Jugendradio? Ein falscher Teil im ORF-Puzzle
Ö3X, der Plan für einen ORF-Jugendsender, provoziert zur Vergangenheitsbewältigung: Denn das Radio ist ein Stiefkind der Medienkritik. Neben dem Aufstieg von Internet, der Blüte der bewegten Bilder und der Krise der gedruckten Worte führt es zu Unrecht ein Schattendasein. Denn das Begleitmedium Radio findet vor allem über Musik sein Publikum und hat damit immer noch eine größere Tagesreichweite als Internet, Fernsehen und Zeitungen. Vier von fünf Österreichern hören täglich Radio – um zehn Prozent mehr, als Online- und Printmedien konsumieren.

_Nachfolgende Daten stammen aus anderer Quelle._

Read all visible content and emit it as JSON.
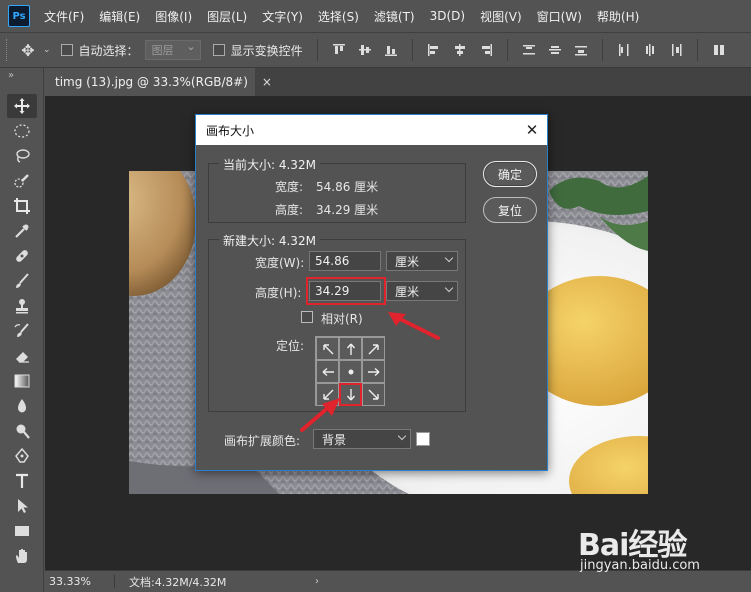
{
  "app": {
    "logo": "Ps"
  },
  "menu": [
    "文件(F)",
    "编辑(E)",
    "图像(I)",
    "图层(L)",
    "文字(Y)",
    "选择(S)",
    "滤镜(T)",
    "3D(D)",
    "视图(V)",
    "窗口(W)",
    "帮助(H)"
  ],
  "options": {
    "auto_select": "自动选择：",
    "auto_select_target": "图层",
    "show_transform": "显示变换控件"
  },
  "toolbar": {
    "collapse": "»"
  },
  "document": {
    "tab_title": "timg (13).jpg @ 33.3%(RGB/8#)",
    "close": "×"
  },
  "status": {
    "zoom": "33.33%",
    "doc": "文档:4.32M/4.32M",
    "arrow": "›"
  },
  "dialog": {
    "title": "画布大小",
    "close": "✕",
    "current": {
      "label": "当前大小: 4.32M",
      "width_label": "宽度:",
      "width_value": "54.86 厘米",
      "height_label": "高度:",
      "height_value": "34.29 厘米"
    },
    "new": {
      "label": "新建大小: 4.32M",
      "width_label": "宽度(W):",
      "width_value": "54.86",
      "width_unit": "厘米",
      "height_label": "高度(H):",
      "height_value": "34.29",
      "height_unit": "厘米",
      "relative": "相对(R)",
      "anchor_label": "定位:"
    },
    "ok": "确定",
    "reset": "复位",
    "extension_label": "画布扩展颜色:",
    "extension_value": "背景"
  },
  "watermark": {
    "brand": "Bai经验",
    "sub": "jingyan.baidu.com"
  },
  "colors": {
    "highlight": "#e0232d",
    "dialog_border": "#2b7ec9",
    "ps_blue": "#31a8ff"
  }
}
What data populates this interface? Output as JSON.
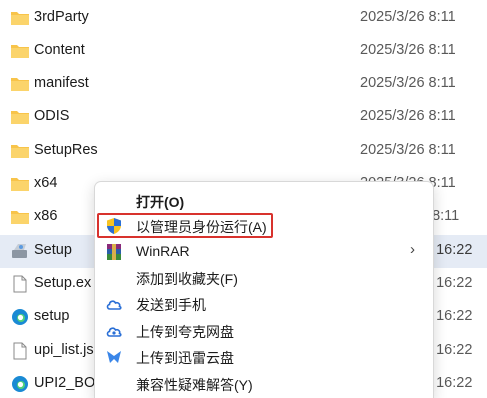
{
  "files": [
    {
      "name": "3rdParty",
      "date": "2025/3/26 8:11",
      "icon": "folder-icon"
    },
    {
      "name": "Content",
      "date": "2025/3/26 8:11",
      "icon": "folder-icon"
    },
    {
      "name": "manifest",
      "date": "2025/3/26 8:11",
      "icon": "folder-icon"
    },
    {
      "name": "ODIS",
      "date": "2025/3/26 8:11",
      "icon": "folder-icon"
    },
    {
      "name": "SetupRes",
      "date": "2025/3/26 8:11",
      "icon": "folder-icon"
    },
    {
      "name": "x64",
      "date": "2025/3/26 8:11",
      "icon": "folder-icon"
    },
    {
      "name": "x86",
      "date": "5 8:11",
      "icon": "folder-icon"
    },
    {
      "name": "Setup",
      "date": "3 16:22",
      "icon": "setup-installer-icon",
      "selected": true
    },
    {
      "name": "Setup.ex",
      "date": "3 16:22",
      "icon": "file-icon"
    },
    {
      "name": "setup",
      "date": "3 16:22",
      "icon": "edge-browser-icon"
    },
    {
      "name": "upi_list.js",
      "date": "3 16:22",
      "icon": "file-icon"
    },
    {
      "name": "UPI2_BO",
      "date": "3 16:22",
      "icon": "edge-browser-icon"
    }
  ],
  "context_menu": {
    "items": [
      {
        "label": "打开(O)",
        "icon": "",
        "bold": true
      },
      {
        "label": "以管理员身份运行(A)",
        "icon": "uac-shield-icon",
        "highlighted": true
      },
      {
        "label": "WinRAR",
        "icon": "winrar-icon",
        "submenu": "›"
      },
      {
        "label": "添加到收藏夹(F)",
        "icon": ""
      },
      {
        "label": "发送到手机",
        "icon": "cloud-send-icon"
      },
      {
        "label": "上传到夸克网盘",
        "icon": "quark-cloud-icon"
      },
      {
        "label": "上传到迅雷云盘",
        "icon": "xunlei-cloud-icon"
      },
      {
        "label": "兼容性疑难解答(Y)",
        "icon": ""
      }
    ]
  },
  "colors": {
    "folder": "#f8c44a",
    "selected_row": "#e5ebf5",
    "highlight_border": "#d8322d",
    "uac_blue": "#2a6fd6",
    "uac_yellow": "#f6c322"
  }
}
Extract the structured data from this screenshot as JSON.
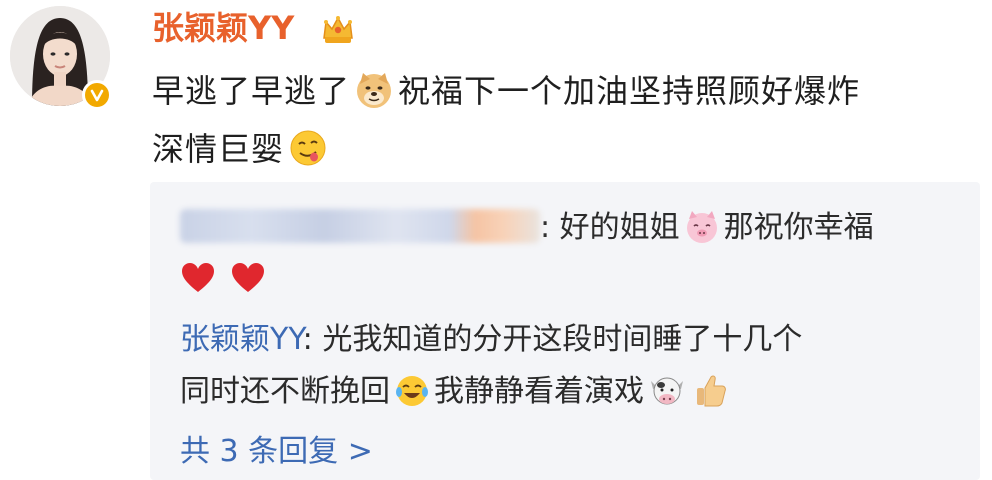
{
  "user": {
    "name": "张颖颖YY",
    "avatar_icon": "avatar-photo",
    "badge_icon": "verified-badge-icon",
    "title_icon": "crown-icon",
    "name_color": "#e8612c"
  },
  "post": {
    "line1_a": "早逃了早逃了",
    "emoji1": "doge-icon",
    "line1_b": "祝福下一个加油坚持照顾好爆炸",
    "line2": "深情巨婴",
    "emoji2": "tongue-face-icon"
  },
  "replies": [
    {
      "author": "",
      "author_blurred": true,
      "text_a": ": 好的姐姐",
      "emoji_a": "pig-face-icon",
      "text_b": "那祝你幸福",
      "line2_icons": [
        "heart-icon",
        "heart-icon"
      ]
    },
    {
      "author": "张颖颖YY",
      "text_a": ": 光我知道的分开这段时间睡了十几个",
      "line2_a": "同时还不断挽回",
      "emoji_a": "tears-of-joy-icon",
      "line2_b": "我静静看着演戏",
      "emoji_b": "cow-face-icon",
      "emoji_c": "thumbs-up-icon"
    }
  ],
  "more_replies": "共 3 条回复 >",
  "colors": {
    "link": "#3d6ab4",
    "reply_bg": "#f4f5f8"
  }
}
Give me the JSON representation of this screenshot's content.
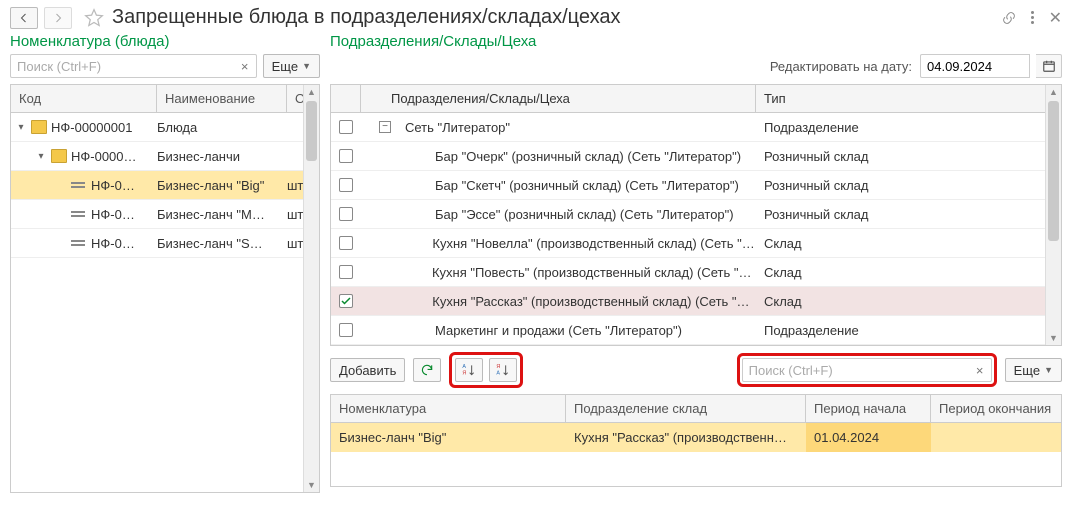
{
  "header": {
    "title": "Запрещенные блюда в подразделениях/складах/цехах"
  },
  "sections": {
    "left": "Номенклатура (блюда)",
    "right": "Подразделения/Склады/Цеха"
  },
  "search": {
    "placeholder": "Поиск (Ctrl+F)",
    "clear": "×"
  },
  "more_label": "Еще",
  "date_edit": {
    "label": "Редактировать на дату:",
    "value": "04.09.2024"
  },
  "left_grid": {
    "headers": {
      "code": "Код",
      "name": "Наименование",
      "unit": "Осн"
    },
    "rows": [
      {
        "indent": 0,
        "exp": "▾",
        "icon": "folder",
        "code": "НФ-00000001",
        "name": "Блюда",
        "unit": ""
      },
      {
        "indent": 1,
        "exp": "▾",
        "icon": "folder",
        "code": "НФ-0000…",
        "name": "Бизнес-ланчи",
        "unit": ""
      },
      {
        "indent": 2,
        "exp": "",
        "icon": "item",
        "code": "НФ-0…",
        "name": "Бизнес-ланч \"Big\"",
        "unit": "шт",
        "selected": true
      },
      {
        "indent": 2,
        "exp": "",
        "icon": "item",
        "code": "НФ-0…",
        "name": "Бизнес-ланч \"M…",
        "unit": "шт"
      },
      {
        "indent": 2,
        "exp": "",
        "icon": "item",
        "code": "НФ-0…",
        "name": "Бизнес-ланч \"S…",
        "unit": "шт"
      }
    ]
  },
  "upper_grid": {
    "headers": {
      "name": "Подразделения/Склады/Цеха",
      "type": "Тип"
    },
    "rows": [
      {
        "checked": false,
        "header": true,
        "indent": 0,
        "name": "Сеть \"Литератор\"",
        "type": "Подразделение"
      },
      {
        "checked": false,
        "indent": 1,
        "name": "Бар \"Очерк\" (розничный склад)  (Сеть \"Литератор\")",
        "type": "Розничный склад"
      },
      {
        "checked": false,
        "indent": 1,
        "name": "Бар \"Скетч\" (розничный склад)  (Сеть \"Литератор\")",
        "type": "Розничный склад"
      },
      {
        "checked": false,
        "indent": 1,
        "name": "Бар \"Эссе\" (розничный склад)  (Сеть \"Литератор\")",
        "type": "Розничный склад"
      },
      {
        "checked": false,
        "indent": 1,
        "name": "Кухня \"Новелла\" (производственный склад)  (Сеть \"Ли…",
        "type": "Склад"
      },
      {
        "checked": false,
        "indent": 1,
        "name": "Кухня \"Повесть\" (производственный склад)  (Сеть \"Лит…",
        "type": "Склад"
      },
      {
        "checked": true,
        "indent": 1,
        "name": "Кухня \"Рассказ\" (производственный склад)  (Сеть \"Лит…",
        "type": "Склад",
        "selected": true
      },
      {
        "checked": false,
        "indent": 1,
        "name": "Маркетинг и продажи (Сеть \"Литератор\")",
        "type": "Подразделение"
      }
    ]
  },
  "mid_toolbar": {
    "add": "Добавить"
  },
  "lower_grid": {
    "headers": {
      "nom": "Номенклатура",
      "dep": "Подразделение склад",
      "from": "Период начала",
      "to": "Период окончания"
    },
    "rows": [
      {
        "nom": "Бизнес-ланч \"Big\"",
        "dep": "Кухня \"Рассказ\" (производственн…",
        "from": "01.04.2024",
        "to": ""
      }
    ]
  }
}
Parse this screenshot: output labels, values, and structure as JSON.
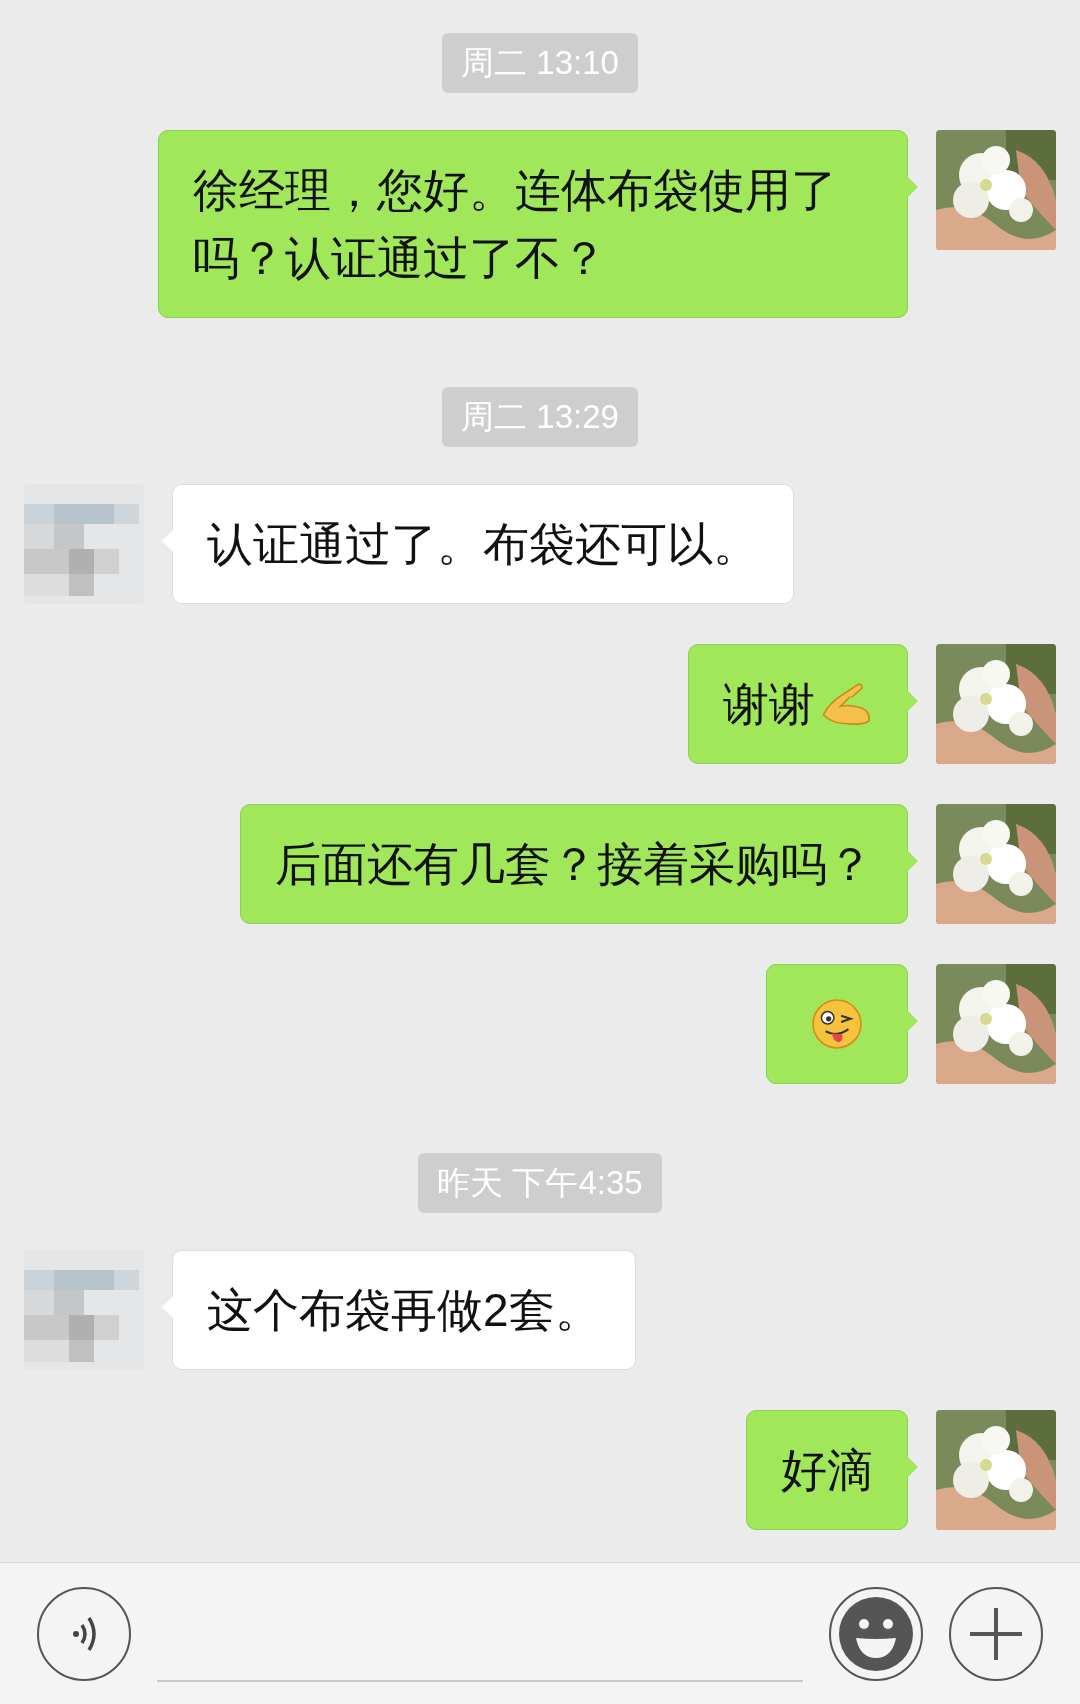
{
  "messages": [
    {
      "kind": "time",
      "text": "周二 13:10"
    },
    {
      "kind": "text",
      "outgoing": true,
      "text": "徐经理，您好。连体布袋使用了吗？认证通过了不？"
    },
    {
      "kind": "time",
      "text": "周二 13:29"
    },
    {
      "kind": "text",
      "outgoing": false,
      "text": "认证通过了。布袋还可以。"
    },
    {
      "kind": "text_emoji",
      "outgoing": true,
      "text": "谢谢"
    },
    {
      "kind": "text",
      "outgoing": true,
      "text": "后面还有几套？接着采购吗？"
    },
    {
      "kind": "emoji",
      "outgoing": true
    },
    {
      "kind": "time",
      "text": "昨天 下午4:35"
    },
    {
      "kind": "text",
      "outgoing": false,
      "text": "这个布袋再做2套。"
    },
    {
      "kind": "text",
      "outgoing": true,
      "text": "好滴"
    }
  ]
}
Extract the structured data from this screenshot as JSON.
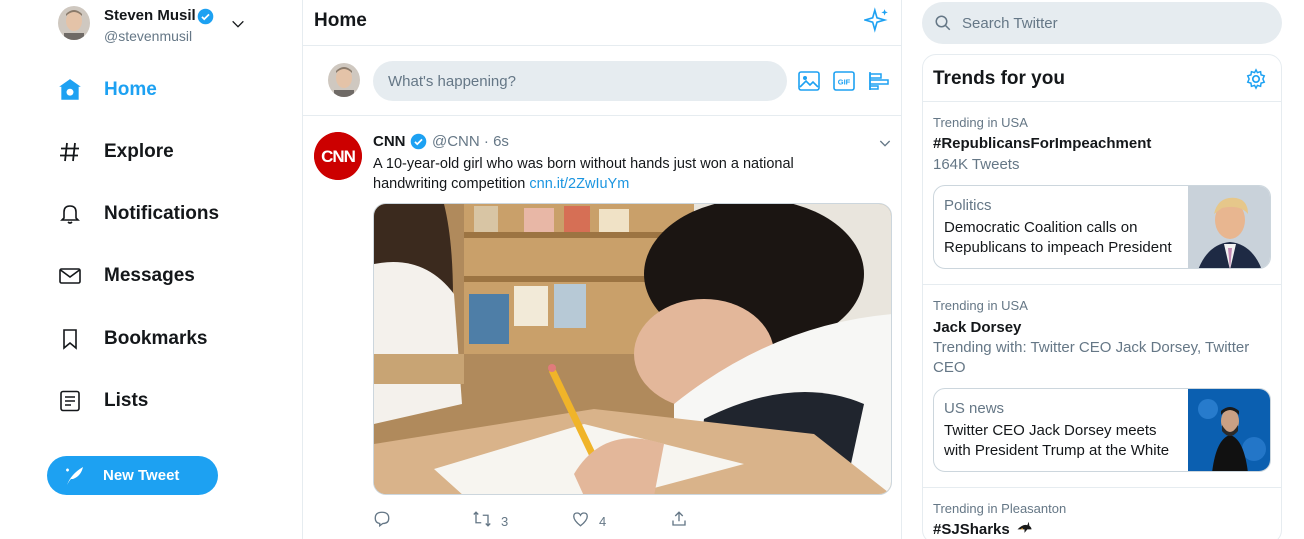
{
  "account": {
    "name": "Steven Musil",
    "handle": "@stevenmusil"
  },
  "nav": {
    "items": [
      {
        "label": "Home",
        "icon": "home-icon"
      },
      {
        "label": "Explore",
        "icon": "hashtag-icon"
      },
      {
        "label": "Notifications",
        "icon": "bell-icon"
      },
      {
        "label": "Messages",
        "icon": "envelope-icon"
      },
      {
        "label": "Bookmarks",
        "icon": "bookmark-icon"
      },
      {
        "label": "Lists",
        "icon": "list-icon"
      }
    ],
    "new_tweet_label": "New Tweet"
  },
  "header": {
    "title": "Home"
  },
  "compose": {
    "placeholder": "What's happening?"
  },
  "tweet": {
    "name": "CNN",
    "handle": "@CNN",
    "time": "6s",
    "separator": "·",
    "text": "A 10-year-old girl who was born without hands just won a national handwriting competition ",
    "link": "cnn.it/2ZwIuYm",
    "logo_text": "CNN",
    "retweets": "3",
    "likes": "4"
  },
  "search": {
    "placeholder": "Search Twitter"
  },
  "trends": {
    "title": "Trends for you",
    "items": [
      {
        "context": "Trending in USA",
        "name": "#RepublicansForImpeachment",
        "detail": "164K Tweets",
        "card": {
          "category": "Politics",
          "headline": "Democratic Coalition calls on Republicans to impeach President"
        }
      },
      {
        "context": "Trending in USA",
        "name": "Jack Dorsey",
        "detail": "Trending with: Twitter CEO Jack Dorsey, Twitter CEO",
        "card": {
          "category": "US news",
          "headline": "Twitter CEO Jack Dorsey meets with President Trump at the White"
        }
      },
      {
        "context": "Trending in Pleasanton",
        "name": "#SJSharks"
      }
    ]
  },
  "colors": {
    "accent": "#1da1f2",
    "text": "#14171a",
    "muted": "#657786",
    "border": "#e6ecf0",
    "cnn_red": "#cc0000"
  }
}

Kein anderer Bereich trägt deutlichere Spuren der verspäteten Liberalisierung. Erst wurde die durch den EU-Beitritt erzwungene Aufhebung des ORF-Monopols mutwillig verzögert. Dann gab es keine Möglichkeit für bundesweites Privatradio. Als Spätfolge dieses medienpolitischen Abwehrkampfs haben die öffentlich-rechtlichen Sender heute noch mehr als drei Viertel Marktanteil.
Die Schutzgesetzgebung für einen Staatsfunk geriet auch deshalb nicht stärker unter Beschuss, weil er allfällige demokratiepolitische Bedenken der Eliten mit Ö1 seit jeher zerstreuen konnte. Die Privaten hingegen mussten ursprüngliche Illusionen vom Informationsradio rasch begraben. Ihnen blieb neben den Landesstudioangeboten Ö3 als Konkurrenz.
Seinem wirtschaftlichen Schutz diente die verschleppte Liberalisierung. Ähnlich wie im TV-Bereich ORF eins wirkt es seit 1996 wie ein Privatprogramm. Doch anders als im Fernsehsektor mit ORF III plant der öffentlich-rechtliche Anbieter nun kein zusätzliches Infosondern ein weiteres Jugendradio.
Das Vorbild für Ö3X stammt aus Bayern, das zehn Jahre Erfahrungsvorsprung mit Privatsendern hat. Der BR hat das Jugendradio Puls zunächst als Digitalangebot lanciert und will es nun auf UKW etablieren. Als Argumentationshilfe für den ORF taugen die Nachbarn dennoch kaum: Denn sie verfügen mit Bayern 5 längst über ein reines Nachrichtenangebot. Ein solches Projekt forciert der ORF nicht. Anstatt die überfällige Verjüngung von Ö3 anzugehen, sucht der ORF sein Heil per Expansion im Jugendmatch gegen KroneHit. Das erinnert fatal an die Situation vor 20 Jahren.
Neben der anhaltenden technischen Benachteiligung von Ö1 (Empfangbarkeit in Tunneln, Verkehrsfunk-Unterbrechung von Nachrichten) und ORF III (HDQualität, Programmreihung) sind die Jugendradiopläne also ein weiteres Puzzlestück im Fehlverständnis des öffentlich-rechtlichen Auftrags. 2016 ist nicht nur das 20Jahre-Jubiläum der erfolgreichen Reform von Ö3, sondern es gibt auch eine neue Generaldirektion des ORF. Um seine Existenz langfristig zu rechtfertigen, braucht es mehr inhaltliche und weniger wirtschaftliche Argumente.